Post by TrevorH » 2020/07/31 15:47:46

I performed a yum install grub2 and grub2 re-installed producing a new grub2.cfg.rpmnew file in/etc
So it must've been there as yum doesn't create .rpmnew files unless the file it supplies is a) present and b) not the same checksum it expects and c) is marked as a config file. If you now have a copy of grub2.cfg that contains all the right kernels then that copy needs to go into /boot/grub2/grub.cfg and you also need to rename the file that's in /etc/ as it should not be a file, it should be a symlink to the one in /boot/grub2.

Yum updates the copy in /etc and that should be a symlink to the copy in /boot so that the actual update goes into the /boot copy.

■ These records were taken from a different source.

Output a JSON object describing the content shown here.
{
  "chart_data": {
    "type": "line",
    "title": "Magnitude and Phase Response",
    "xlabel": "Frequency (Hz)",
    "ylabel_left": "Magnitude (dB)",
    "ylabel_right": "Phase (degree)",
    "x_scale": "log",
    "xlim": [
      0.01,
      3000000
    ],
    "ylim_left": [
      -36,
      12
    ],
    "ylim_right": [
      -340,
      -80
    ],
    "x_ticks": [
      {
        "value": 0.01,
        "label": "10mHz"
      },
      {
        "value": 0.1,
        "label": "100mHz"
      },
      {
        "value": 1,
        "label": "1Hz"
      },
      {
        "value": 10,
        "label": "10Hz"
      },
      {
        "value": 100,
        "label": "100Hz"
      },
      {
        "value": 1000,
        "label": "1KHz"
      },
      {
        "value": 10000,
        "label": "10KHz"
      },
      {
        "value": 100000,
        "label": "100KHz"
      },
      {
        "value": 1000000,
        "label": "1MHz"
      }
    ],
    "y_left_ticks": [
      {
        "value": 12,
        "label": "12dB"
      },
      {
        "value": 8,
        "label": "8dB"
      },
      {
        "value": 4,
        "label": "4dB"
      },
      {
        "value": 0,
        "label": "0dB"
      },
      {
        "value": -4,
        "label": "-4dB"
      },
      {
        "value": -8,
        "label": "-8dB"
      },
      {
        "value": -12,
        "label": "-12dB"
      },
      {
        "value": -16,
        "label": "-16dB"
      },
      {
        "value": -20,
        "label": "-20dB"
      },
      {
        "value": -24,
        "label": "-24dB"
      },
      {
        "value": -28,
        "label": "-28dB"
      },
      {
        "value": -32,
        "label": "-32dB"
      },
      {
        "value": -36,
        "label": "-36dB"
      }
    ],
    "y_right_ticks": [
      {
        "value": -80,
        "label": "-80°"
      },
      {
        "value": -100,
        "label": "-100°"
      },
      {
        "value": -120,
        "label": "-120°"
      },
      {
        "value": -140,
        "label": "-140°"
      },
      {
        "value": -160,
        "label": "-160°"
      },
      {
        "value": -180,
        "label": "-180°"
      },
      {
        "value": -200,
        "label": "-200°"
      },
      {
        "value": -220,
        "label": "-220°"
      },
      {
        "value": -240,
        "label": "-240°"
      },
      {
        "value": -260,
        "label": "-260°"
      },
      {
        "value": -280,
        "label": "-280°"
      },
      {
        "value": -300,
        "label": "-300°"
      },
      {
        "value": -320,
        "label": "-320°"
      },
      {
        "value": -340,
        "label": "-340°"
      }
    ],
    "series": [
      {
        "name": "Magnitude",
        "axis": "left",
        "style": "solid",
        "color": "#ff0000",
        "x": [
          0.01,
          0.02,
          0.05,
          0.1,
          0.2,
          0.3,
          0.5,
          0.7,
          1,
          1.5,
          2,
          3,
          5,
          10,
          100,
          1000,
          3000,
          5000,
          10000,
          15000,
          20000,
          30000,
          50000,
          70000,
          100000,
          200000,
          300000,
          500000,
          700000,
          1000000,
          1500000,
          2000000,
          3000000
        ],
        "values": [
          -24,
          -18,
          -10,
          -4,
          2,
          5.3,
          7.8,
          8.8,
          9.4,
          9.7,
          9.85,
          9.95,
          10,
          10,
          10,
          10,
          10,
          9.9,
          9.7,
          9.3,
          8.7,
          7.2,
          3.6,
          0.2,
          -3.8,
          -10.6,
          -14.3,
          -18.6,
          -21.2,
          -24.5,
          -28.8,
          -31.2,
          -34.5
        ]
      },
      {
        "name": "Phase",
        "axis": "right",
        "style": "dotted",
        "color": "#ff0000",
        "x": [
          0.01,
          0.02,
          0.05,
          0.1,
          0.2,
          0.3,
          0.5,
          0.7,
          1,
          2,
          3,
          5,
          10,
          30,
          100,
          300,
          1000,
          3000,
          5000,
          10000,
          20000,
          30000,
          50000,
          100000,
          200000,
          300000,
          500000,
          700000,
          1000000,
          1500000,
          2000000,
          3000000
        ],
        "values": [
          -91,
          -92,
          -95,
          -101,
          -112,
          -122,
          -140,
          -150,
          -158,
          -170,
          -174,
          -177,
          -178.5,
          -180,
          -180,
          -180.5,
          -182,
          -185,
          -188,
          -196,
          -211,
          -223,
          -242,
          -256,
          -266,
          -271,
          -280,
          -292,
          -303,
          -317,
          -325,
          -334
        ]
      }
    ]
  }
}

When grub boots, it does not have access to /etc so it reads the copy in /boot which is the only filesystem it has access to at the time. To get the kernels recognised the correct one has to be in /boot/grub2. To get new kernels added to that, the copy in /etc must be a symlink to the /boot one or it will just happen again.

As for what caused the problem,. some tools, usually sed, need to be told that they are working on a symlink or they rm the symlink and replace it with a plain file.
The future appears to be RHEL or Debian. I think I'm going Debian.
Info for USB installs on http://wiki.centos.org/HowTos/InstallFromUSBkey
CentOS 5 and 6 are deadest, do not use them.